А что «потом», она не думала – все ее мысли сейчас были привязаны к той небольшой латунной штуковине, которую сжимали ее пальцы, когда она пришла в себя. Непонятная, необъяснимая вещь. Что же она такое? Почему ее тянет к ней? Почему она не может думать ни о чем, кроме как о том, чтобы вернуть ее?

«Я не делала зла, я не думала злое, я добра и невинна, Зритель, отметь же, – пробормотала Сабрина, неотрывно глядя на запертую дверь полосатого фургончика. – Отметь же. Отметь же. Отметь же! Но беда приходит ко всем, не разбирая, кто невинен, а кто виноват. Кто невинен, а кто виноват, виноват, виноват! Моя беда явилась в полночь, я лежала в своей холодной постели и видела тягучий сон про стылый, пустой, дремлющий дом, когда на пороге моей комнаты появился вдруг Он! И ужас… и ужас…»

Сабрина забыла, что там дальше. Она опустила взгляд на клочок бумаги, который держала в руке. Бумага была вся исписана кривым, шатающимся и заваливающимся, как пьяный шут, почерком пьяного шута Талли Брекенбока.

«И ужас во сне сковал мое сердце, а потом ледяные пальцы Убийцы сковали мое тонкое хрупкое горло…»

Сабрина учила свою роль.

Пьеса «Замечательная и Невероятная Жертва Убийства» была очень сложной. В ней таилось много боли, жестокости и мрачных красок. В каждой реплике прослеживались безумие и прорывающееся наружу отчаяние Талли Брекенбока. Пьеса была продумана до мельчайших подробностей, и при этом она рассказывала историю, которая запросто могла однажды произойти в действительности.

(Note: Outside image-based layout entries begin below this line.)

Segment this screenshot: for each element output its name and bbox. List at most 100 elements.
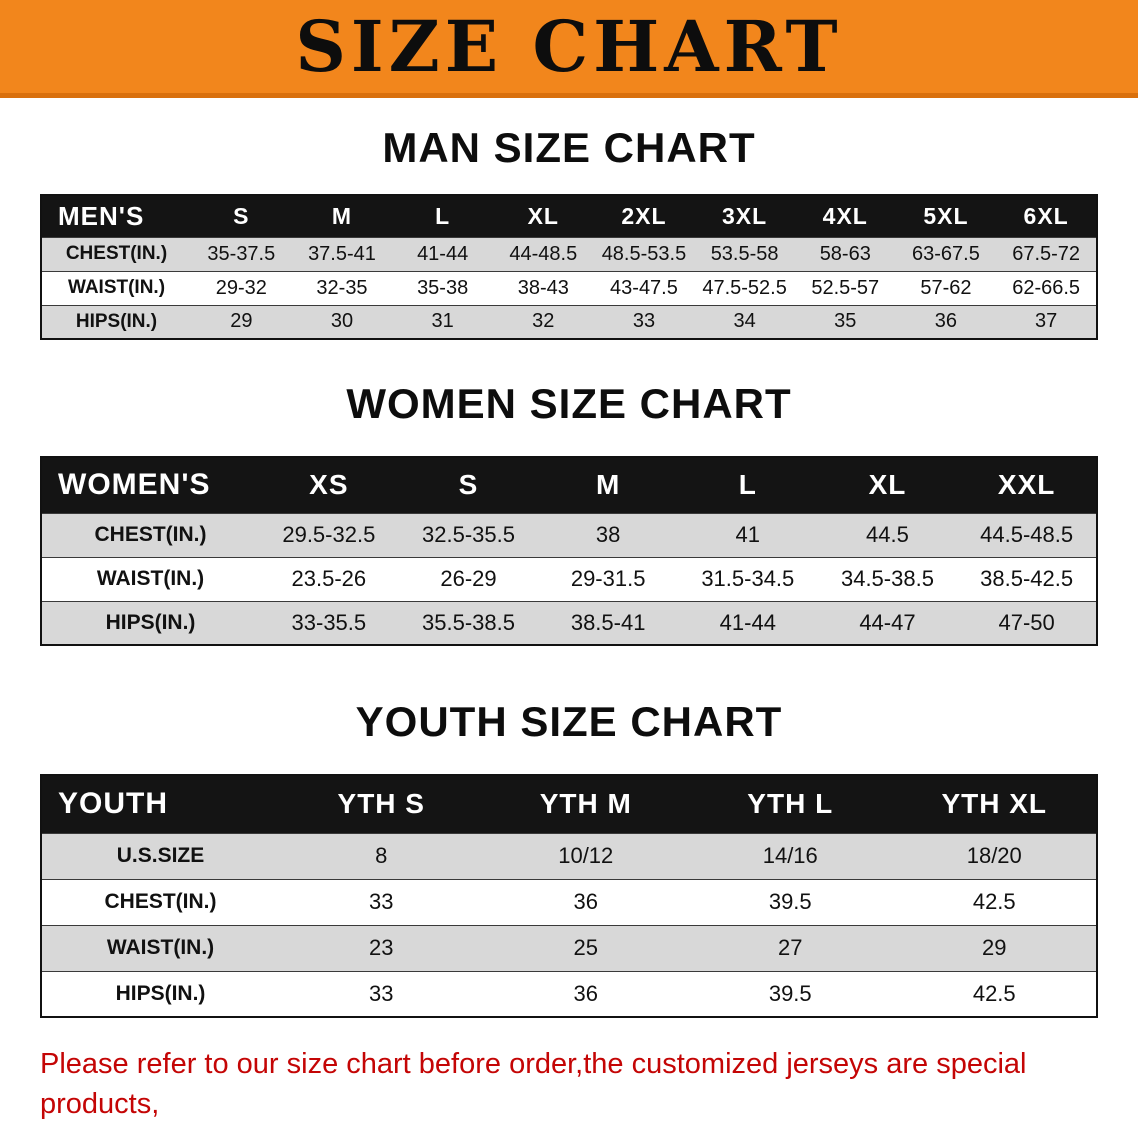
- disclaimer: Please refer to our size chart before or…: [0, 1018, 1138, 1132]
- measurement-label-cell: CHEST(IN.): [41, 236, 191, 271]
- youth-section-heading: YOUTH SIZE CHART: [355, 698, 783, 745]
- measurement-value-cell: 29-32: [191, 270, 292, 305]
- size-column-header: S: [398, 457, 539, 513]
- measurement-value-cell: 33: [279, 970, 484, 1017]
- measurement-value-cell: 52.5-57: [794, 270, 896, 305]
- size-column-header: 2XL: [593, 195, 695, 237]
- banner: SIZE CHART: [0, 0, 1138, 98]
- measurement-value-cell: 41-44: [392, 236, 493, 271]
- table-title-cell: MEN'S: [41, 195, 191, 237]
- measurement-value-cell: 35-38: [392, 270, 493, 305]
- measurement-value-cell: 43-47.5: [593, 270, 695, 305]
- size-column-header: M: [538, 457, 678, 513]
- measurement-value-cell: 26-29: [398, 556, 539, 601]
- measurement-value-cell: 44-47: [817, 600, 958, 645]
- measurement-value-cell: 29.5-32.5: [259, 512, 399, 557]
- measurement-value-cell: 31: [392, 304, 493, 339]
- size-column-header: 4XL: [794, 195, 896, 237]
- measurement-value-cell: 38-43: [492, 270, 594, 305]
- size-column-header: YTH L: [688, 775, 893, 833]
- measurement-value-cell: 41: [677, 512, 818, 557]
- measurement-value-cell: 33: [593, 304, 695, 339]
- measurement-value-cell: 29-31.5: [538, 556, 678, 601]
- size-column-header: S: [191, 195, 292, 237]
- measurement-value-cell: 47.5-52.5: [694, 270, 795, 305]
- measurement-value-cell: 58-63: [794, 236, 896, 271]
- measurement-value-cell: 35: [794, 304, 896, 339]
- measurement-value-cell: 32-35: [291, 270, 393, 305]
- measurement-value-cell: 38.5-42.5: [957, 556, 1097, 601]
- measurement-value-cell: 38: [538, 512, 678, 557]
- measurement-value-cell: 48.5-53.5: [593, 236, 695, 271]
- measurement-value-cell: 42.5: [892, 970, 1097, 1017]
- measurement-value-cell: 36: [483, 878, 688, 925]
- measurement-value-cell: 38.5-41: [538, 600, 678, 645]
- header-row: MEN'S S M L XL 2XL 3XL 4XL 5XL 6XL: [41, 195, 1097, 237]
- measurement-value-cell: 47-50: [957, 600, 1097, 645]
- table-row: U.S.SIZE 8 10/12 14/16 18/20: [41, 832, 1097, 879]
- measurement-value-cell: 44.5-48.5: [957, 512, 1097, 557]
- page-title: SIZE CHART: [295, 4, 843, 88]
- table-title-cell: WOMEN'S: [41, 457, 259, 513]
- table-row: WAIST(IN.) 23.5-26 26-29 29-31.5 31.5-34.5 34…: [41, 556, 1097, 601]
- measurement-value-cell: 41-44: [677, 600, 818, 645]
- measurement-value-cell: 14/16: [688, 832, 893, 879]
- measurement-label-cell: WAIST(IN.): [41, 270, 191, 305]
- measurement-value-cell: 30: [291, 304, 393, 339]
- measurement-value-cell: 37: [996, 304, 1097, 339]
- measurement-value-cell: 39.5: [688, 878, 893, 925]
- measurement-label-cell: HIPS(IN.): [41, 304, 191, 339]
- size-column-header: 6XL: [996, 195, 1097, 237]
- size-column-header: 5XL: [895, 195, 997, 237]
- size-column-header: XL: [492, 195, 594, 237]
- measurement-value-cell: 35-37.5: [191, 236, 292, 271]
- youth-size-table: YOUTH YTH S YTH M YTH L YTH XL U.S.SIZE 8 10/12…: [40, 774, 1098, 1018]
- measurement-value-cell: 10/12: [483, 832, 688, 879]
- women-section: WOMEN SIZE CHART WOMEN'S XS S M L XL XXL CHEST(…: [0, 380, 1138, 646]
- measurement-value-cell: 36: [895, 304, 997, 339]
- size-column-header: XS: [259, 457, 399, 513]
- table-title-cell: YOUTH: [41, 775, 279, 833]
- size-column-header: YTH M: [483, 775, 688, 833]
- measurement-value-cell: 33: [279, 878, 484, 925]
- measurement-value-cell: 67.5-72: [996, 236, 1097, 271]
- header-row: YOUTH YTH S YTH M YTH L YTH XL: [41, 775, 1097, 833]
- size-column-header: YTH S: [279, 775, 484, 833]
- men-section: MAN SIZE CHART MEN'S S M L XL 2XL 3XL 4XL 5XL 6XL…: [0, 124, 1138, 340]
- measurement-value-cell: 63-67.5: [895, 236, 997, 271]
- men-size-table: MEN'S S M L XL 2XL 3XL 4XL 5XL 6XL CHEST(IN.) 35-37…: [40, 194, 1098, 340]
- measurement-value-cell: 23: [279, 924, 484, 971]
- size-column-header: M: [291, 195, 393, 237]
- measurement-value-cell: 37.5-41: [291, 236, 393, 271]
- measurement-label-cell: CHEST(IN.): [41, 512, 259, 557]
- youth-section: YOUTH SIZE CHART YOUTH YTH S YTH M YTH L YTH…: [0, 698, 1138, 1018]
- measurement-value-cell: 29: [892, 924, 1097, 971]
- size-column-header: XL: [817, 457, 958, 513]
- measurement-value-cell: 35.5-38.5: [398, 600, 539, 645]
- measurement-value-cell: 36: [483, 970, 688, 1017]
- men-size-table-container: MEN'S S M L XL 2XL 3XL 4XL 5XL 6XL CHEST(IN.) 35-37…: [0, 194, 1138, 340]
- header-row: WOMEN'S XS S M L XL XXL: [41, 457, 1097, 513]
- youth-size-table-container: YOUTH YTH S YTH M YTH L YTH XL U.S.SIZE 8 10/12…: [0, 774, 1138, 1018]
- measurement-value-cell: 44.5: [817, 512, 958, 557]
- measurement-value-cell: 32.5-35.5: [398, 512, 539, 557]
- measurement-value-cell: 32: [492, 304, 594, 339]
- women-size-table: WOMEN'S XS S M L XL XXL CHEST(IN.) 29.5-32.5 32.5…: [40, 456, 1098, 646]
- measurement-label-cell: U.S.SIZE: [41, 832, 279, 879]
- measurement-value-cell: 42.5: [892, 878, 1097, 925]
- measurement-value-cell: 34.5-38.5: [817, 556, 958, 601]
- size-column-header: L: [392, 195, 493, 237]
- table-row: HIPS(IN.) 29 30 31 32 33 34 35 36 37: [41, 304, 1097, 339]
- measurement-value-cell: 34: [694, 304, 795, 339]
- measurement-label-cell: WAIST(IN.): [41, 556, 259, 601]
- size-column-header: L: [677, 457, 818, 513]
- table-row: WAIST(IN.) 29-32 32-35 35-38 38-43 43-47.5 47.…: [41, 270, 1097, 305]
- measurement-value-cell: 31.5-34.5: [677, 556, 818, 601]
- measurement-value-cell: 53.5-58: [694, 236, 795, 271]
- measurement-label-cell: HIPS(IN.): [41, 600, 259, 645]
- measurement-value-cell: 18/20: [892, 832, 1097, 879]
- measurement-value-cell: 8: [279, 832, 484, 879]
- table-row: CHEST(IN.) 33 36 39.5 42.5: [41, 878, 1097, 925]
- table-row: WAIST(IN.) 23 25 27 29: [41, 924, 1097, 971]
- men-section-heading: MAN SIZE CHART: [382, 124, 756, 171]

Сабрина надеялась, что описанные в пьесе события никогда не происходили на самом деле и что все это просто вымысел, поскольку ужасы и роковые события, подстерегавшие главную героиню, Бедняжку, по-настоящему пугали. Но больше всего Сабрину пугало то, что играть жертву убийства ей предстояло вместе с Манерой Улыбаться, жестоким и безжалостным человеком – настоящим убийцей, который так хладнокровно вышвырнул из корзины воздушного шара бедного Джейкоба.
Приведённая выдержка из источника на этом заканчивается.